An investigation by the French newspaper Le Monde has revealed new details about one of the deadliest attacks since the outbreak of the war in Sudan, when the RSF carried out large-scale massacres and revenge killings after storming the city of El-Fasher in late October.
Through harrowing testimonies collected by Le Monde’s special correspondent in Al-Dabbah, Elliot Brachet, survivors described a landscape of atrocities including point-blank killings, rape, kidnapping, torture, summary executions, and the destruction of evidence through mass graves and the burning of bodies.
According to the report, residents of North Darfur’s capital had endured more than 550 days of siege by the RSF. But October 26 was the deadliest day of all: communications were cut at dawn, and RSF fighters launched a brutal assault on the city.
Thousands of civilians tried to flee on foot as streets were blocked by corpses and destroyed buildings. Asmaa Ibrahim, who lost her husband at the hospital where he was being treated, said attackers broke into homes and killed men and the wounded indiscriminately. The road toward Mellit, she said, was “covered with bodies.”
Survivors said RSF fighters treated any man under 40 as a combatant to be executed, and any civilian as a suspected supporter of the Sudanese Armed Forces, to be humiliated or killed. Between 170,000 and 260,000 civilians were left trapped in what survivors called an “open-air death camp.”

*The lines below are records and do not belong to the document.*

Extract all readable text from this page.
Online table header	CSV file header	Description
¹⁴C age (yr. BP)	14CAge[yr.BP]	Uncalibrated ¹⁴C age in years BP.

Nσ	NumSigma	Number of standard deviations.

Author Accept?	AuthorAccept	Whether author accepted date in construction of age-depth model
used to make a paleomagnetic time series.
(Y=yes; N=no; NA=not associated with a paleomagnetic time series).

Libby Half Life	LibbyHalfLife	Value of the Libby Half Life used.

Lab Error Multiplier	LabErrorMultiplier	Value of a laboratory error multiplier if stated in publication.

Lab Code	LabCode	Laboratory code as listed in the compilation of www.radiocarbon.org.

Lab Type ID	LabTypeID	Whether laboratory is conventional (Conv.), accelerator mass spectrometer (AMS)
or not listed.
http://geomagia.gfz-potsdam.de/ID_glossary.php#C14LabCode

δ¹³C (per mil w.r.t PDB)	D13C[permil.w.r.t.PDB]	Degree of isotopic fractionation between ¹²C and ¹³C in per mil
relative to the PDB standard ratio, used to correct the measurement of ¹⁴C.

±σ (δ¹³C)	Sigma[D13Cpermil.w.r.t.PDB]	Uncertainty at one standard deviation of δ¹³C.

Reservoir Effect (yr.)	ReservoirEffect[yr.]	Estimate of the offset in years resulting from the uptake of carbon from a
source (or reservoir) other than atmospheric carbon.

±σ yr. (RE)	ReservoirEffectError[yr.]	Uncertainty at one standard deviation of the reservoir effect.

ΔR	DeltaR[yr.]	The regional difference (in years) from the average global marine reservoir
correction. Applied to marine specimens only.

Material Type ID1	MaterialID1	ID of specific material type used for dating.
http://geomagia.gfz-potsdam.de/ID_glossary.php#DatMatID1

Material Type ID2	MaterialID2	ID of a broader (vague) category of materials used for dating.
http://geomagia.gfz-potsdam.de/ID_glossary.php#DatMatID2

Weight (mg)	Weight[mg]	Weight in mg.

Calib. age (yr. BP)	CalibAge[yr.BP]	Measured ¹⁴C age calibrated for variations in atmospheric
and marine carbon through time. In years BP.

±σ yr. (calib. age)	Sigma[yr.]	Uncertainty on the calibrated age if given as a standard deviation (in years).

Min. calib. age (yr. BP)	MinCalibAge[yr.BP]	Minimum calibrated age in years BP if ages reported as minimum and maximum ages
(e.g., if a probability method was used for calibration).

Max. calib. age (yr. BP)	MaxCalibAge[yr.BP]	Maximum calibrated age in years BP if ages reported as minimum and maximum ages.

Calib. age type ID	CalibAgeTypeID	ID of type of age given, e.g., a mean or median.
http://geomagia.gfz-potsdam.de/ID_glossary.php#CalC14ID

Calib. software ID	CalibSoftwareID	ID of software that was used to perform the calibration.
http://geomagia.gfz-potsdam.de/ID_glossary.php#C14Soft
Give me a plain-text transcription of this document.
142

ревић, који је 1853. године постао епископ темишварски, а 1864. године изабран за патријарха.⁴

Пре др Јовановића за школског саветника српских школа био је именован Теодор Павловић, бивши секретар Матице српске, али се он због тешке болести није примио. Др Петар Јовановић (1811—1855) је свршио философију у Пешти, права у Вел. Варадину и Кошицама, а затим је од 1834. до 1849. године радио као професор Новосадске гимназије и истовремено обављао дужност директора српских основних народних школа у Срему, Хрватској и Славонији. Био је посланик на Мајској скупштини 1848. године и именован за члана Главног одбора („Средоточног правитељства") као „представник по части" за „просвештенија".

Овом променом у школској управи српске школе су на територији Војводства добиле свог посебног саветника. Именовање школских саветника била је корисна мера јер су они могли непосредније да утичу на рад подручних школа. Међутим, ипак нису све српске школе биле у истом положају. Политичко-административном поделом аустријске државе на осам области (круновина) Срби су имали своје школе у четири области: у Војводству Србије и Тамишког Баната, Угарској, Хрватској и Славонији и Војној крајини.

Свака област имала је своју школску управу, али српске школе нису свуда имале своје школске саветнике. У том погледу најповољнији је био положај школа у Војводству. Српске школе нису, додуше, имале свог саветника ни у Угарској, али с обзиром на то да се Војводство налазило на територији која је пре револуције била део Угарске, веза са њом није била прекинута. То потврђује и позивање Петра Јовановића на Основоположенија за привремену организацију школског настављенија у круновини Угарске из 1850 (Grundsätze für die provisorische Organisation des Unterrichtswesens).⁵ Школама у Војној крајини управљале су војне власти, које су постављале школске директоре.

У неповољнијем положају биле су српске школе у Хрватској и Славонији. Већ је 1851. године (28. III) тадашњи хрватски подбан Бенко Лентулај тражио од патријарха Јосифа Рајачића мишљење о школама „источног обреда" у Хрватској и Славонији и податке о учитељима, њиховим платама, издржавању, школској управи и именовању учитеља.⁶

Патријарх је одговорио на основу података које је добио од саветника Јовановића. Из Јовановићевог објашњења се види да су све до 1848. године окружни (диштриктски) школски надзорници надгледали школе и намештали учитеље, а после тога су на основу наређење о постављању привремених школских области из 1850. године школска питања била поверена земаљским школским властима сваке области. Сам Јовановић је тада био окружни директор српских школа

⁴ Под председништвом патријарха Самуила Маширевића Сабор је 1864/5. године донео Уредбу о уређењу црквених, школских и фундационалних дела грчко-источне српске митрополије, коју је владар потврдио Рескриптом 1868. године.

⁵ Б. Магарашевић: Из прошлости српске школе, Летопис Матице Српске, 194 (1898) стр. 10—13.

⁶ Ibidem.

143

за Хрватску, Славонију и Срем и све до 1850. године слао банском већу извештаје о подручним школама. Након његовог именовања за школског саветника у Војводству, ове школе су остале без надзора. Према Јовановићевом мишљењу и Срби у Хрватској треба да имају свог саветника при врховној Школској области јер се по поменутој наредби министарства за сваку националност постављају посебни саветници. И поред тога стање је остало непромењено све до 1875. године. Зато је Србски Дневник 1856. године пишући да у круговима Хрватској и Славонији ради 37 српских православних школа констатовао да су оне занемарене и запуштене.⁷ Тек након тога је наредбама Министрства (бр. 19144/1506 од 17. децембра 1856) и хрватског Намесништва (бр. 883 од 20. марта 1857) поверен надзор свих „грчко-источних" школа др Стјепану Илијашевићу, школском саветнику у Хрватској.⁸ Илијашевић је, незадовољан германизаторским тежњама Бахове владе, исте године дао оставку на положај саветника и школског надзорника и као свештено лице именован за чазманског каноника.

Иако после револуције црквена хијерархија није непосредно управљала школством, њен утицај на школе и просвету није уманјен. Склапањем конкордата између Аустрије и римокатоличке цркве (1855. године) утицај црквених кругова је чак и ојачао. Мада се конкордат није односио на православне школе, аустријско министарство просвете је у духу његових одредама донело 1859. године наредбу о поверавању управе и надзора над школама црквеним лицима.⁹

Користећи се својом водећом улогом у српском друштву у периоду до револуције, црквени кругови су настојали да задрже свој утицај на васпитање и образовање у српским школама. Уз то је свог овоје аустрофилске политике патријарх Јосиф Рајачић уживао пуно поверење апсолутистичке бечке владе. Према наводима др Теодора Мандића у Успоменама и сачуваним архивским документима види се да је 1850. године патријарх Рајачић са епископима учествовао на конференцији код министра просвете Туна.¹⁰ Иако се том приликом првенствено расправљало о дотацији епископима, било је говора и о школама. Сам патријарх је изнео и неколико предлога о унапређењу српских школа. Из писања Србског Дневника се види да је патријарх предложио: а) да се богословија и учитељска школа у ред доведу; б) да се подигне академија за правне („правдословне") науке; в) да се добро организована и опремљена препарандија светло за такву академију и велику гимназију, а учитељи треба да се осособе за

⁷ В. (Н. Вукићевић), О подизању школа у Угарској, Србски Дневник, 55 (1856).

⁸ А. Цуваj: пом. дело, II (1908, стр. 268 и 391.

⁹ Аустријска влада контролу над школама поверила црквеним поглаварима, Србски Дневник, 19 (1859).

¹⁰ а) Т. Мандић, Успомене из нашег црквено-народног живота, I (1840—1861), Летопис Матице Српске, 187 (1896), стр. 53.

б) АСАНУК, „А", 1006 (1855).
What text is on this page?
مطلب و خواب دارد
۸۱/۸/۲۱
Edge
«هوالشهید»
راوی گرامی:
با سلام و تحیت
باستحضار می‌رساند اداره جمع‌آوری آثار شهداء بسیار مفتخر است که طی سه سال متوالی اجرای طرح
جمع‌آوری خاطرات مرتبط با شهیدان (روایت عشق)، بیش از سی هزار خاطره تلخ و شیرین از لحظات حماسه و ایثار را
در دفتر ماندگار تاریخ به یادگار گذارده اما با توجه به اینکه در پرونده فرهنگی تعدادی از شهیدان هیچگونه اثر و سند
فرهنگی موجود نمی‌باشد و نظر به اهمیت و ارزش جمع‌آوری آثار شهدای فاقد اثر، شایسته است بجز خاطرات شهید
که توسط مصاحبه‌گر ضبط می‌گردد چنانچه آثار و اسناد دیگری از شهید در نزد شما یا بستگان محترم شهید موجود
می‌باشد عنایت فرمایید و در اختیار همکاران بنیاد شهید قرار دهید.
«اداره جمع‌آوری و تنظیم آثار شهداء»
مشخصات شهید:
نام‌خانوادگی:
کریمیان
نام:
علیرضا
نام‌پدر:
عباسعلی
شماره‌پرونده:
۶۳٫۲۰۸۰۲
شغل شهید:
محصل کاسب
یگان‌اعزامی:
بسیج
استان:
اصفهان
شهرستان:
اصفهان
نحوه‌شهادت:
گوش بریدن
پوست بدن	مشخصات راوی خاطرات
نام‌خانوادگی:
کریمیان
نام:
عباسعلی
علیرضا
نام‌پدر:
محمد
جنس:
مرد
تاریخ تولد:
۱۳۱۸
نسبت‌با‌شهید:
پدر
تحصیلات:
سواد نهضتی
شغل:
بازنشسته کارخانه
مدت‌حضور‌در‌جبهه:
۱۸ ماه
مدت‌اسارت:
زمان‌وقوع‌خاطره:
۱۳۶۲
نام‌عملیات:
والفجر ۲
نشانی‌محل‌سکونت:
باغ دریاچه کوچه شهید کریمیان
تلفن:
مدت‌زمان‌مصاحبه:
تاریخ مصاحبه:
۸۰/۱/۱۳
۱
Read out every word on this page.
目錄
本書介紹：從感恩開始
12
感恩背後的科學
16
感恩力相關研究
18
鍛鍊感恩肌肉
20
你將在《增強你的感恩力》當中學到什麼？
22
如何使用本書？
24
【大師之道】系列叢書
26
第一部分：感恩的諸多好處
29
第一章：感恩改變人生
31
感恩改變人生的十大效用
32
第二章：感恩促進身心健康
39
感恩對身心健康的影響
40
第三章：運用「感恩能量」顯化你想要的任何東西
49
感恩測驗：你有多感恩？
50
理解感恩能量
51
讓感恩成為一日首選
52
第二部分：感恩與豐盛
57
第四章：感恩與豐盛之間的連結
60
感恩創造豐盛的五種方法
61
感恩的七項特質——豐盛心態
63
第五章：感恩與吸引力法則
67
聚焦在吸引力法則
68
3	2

Many families paid large sums to smugglers—some linked to the RSF—to escape to safer areas. Tens of thousands fled in different directions, with most still missing. Around 400 families, mostly women and children, managed to reach Al-Dabbah, with almost no men among them.
Women faced widespread sexual violence. Aid organizations recorded dozens of rape cases, including that of a 17-year-old girl assaulted after her father was killed before her eyes.
Testimonies described horrifying scenes:
— Aisha Musa’s brother was hung on a tree and executed, and her daughter was raped.
— Aisha Abdullah’s husband was killed by a shell.
— Fatima Ibrahim could not afford to pay ransom for her detained husband and lost her elderly father.
— Khadija Hussein has no information about her five children who joined the popular resistance.
Dr. Ikhlas Abdullah described a total collapse of the health system, treating patients on the floor with household cleaners instead of antiseptics, as hospitals were repeatedly shelled. Hundreds of wounded and medical staff were killed, and she has lost contact with most colleagues since the city fell.
On the western road out of El-Fasher, RSF fighters detained thousands of men. One survivor, a mechanic, recounted 14 days of torture inside a sealed metal container, during which he saw two men executed in front of him before his family managed to pay ransom for his release.
Survivors expressed a deep sense of abandonment. “Everything happening now is a staged play—they want to pretend nothing happened. El-Fasher is forgotten, and the world has shut its eyes,” said Asmaa. The city has collapsed under prolonged siege and continuing atrocities with no accountability in sight.